I’m doing a little speculating here, but seeing Avery’s hoarder house and massive, junk-strewn property, finding a spent bullet there doesn’t seem like it would’ve been very hard. And after the fairly plausible case the defense made that Halbach’s key was scrubbed clean and could’ve been contaminated after the fact, it’s not illogical to think they could’ve done the same with a spent bullet they found.

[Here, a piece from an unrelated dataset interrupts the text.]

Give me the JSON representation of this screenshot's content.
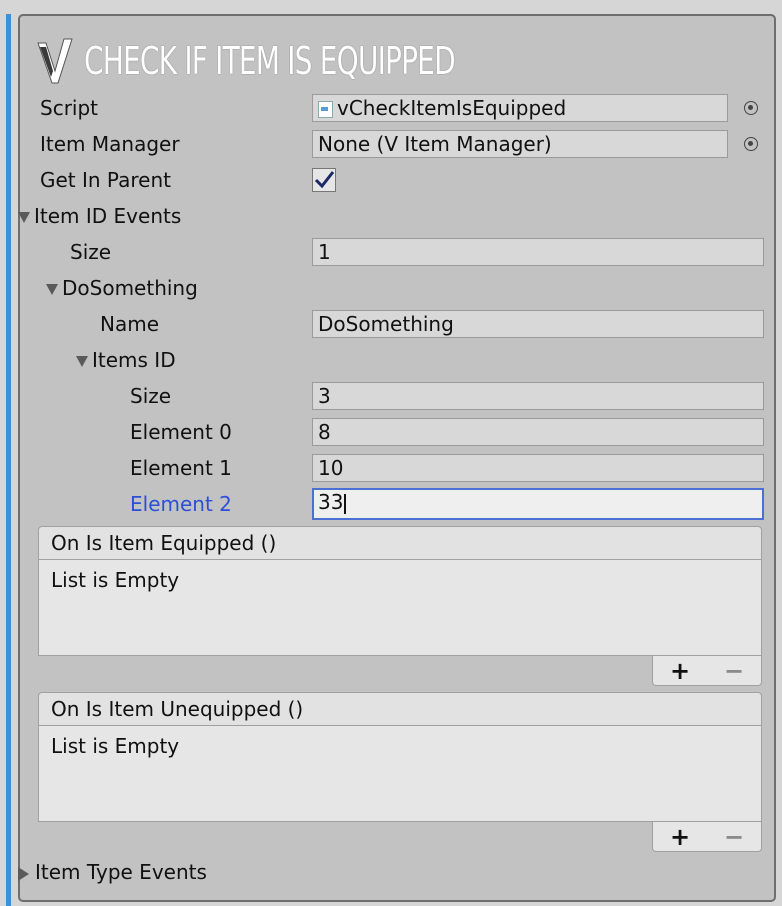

But who knows? The fact is, the confession around which Kratz built most of his case was unbelievably shady, and should’ve been enough to get multiple people fired on its own. That’s leaving aside the fact that the Manitowoc Sheriff’s Department, who had enough of a conflict of interest (in having gotten Steven Avery falsely convicted of a rape in the ’80s) to necessitate appointing a special prosecutor in the first place, were nonetheless present at almost all the crucial stages of the investigation. Kratz spends the whole movie denying the role of the Manitowoc Sheriff’s Department, and then when Brendan Dassey is being led into the court for sentencing, the one leading him is Andrew Colborn. Wasn’t that guy not supposed to be anywhere near the case? Who needed someone from another county watching him while he was on the scene? After all of that, he’s still leading the suspect into a courtroom?

It will be interesting to see whether public opinion, which is widely turning against Kratz and company, has any power to change Steven Avery and Brendan Dassey’s cases, which would have seemed fairly hopeless before all the recent publicity.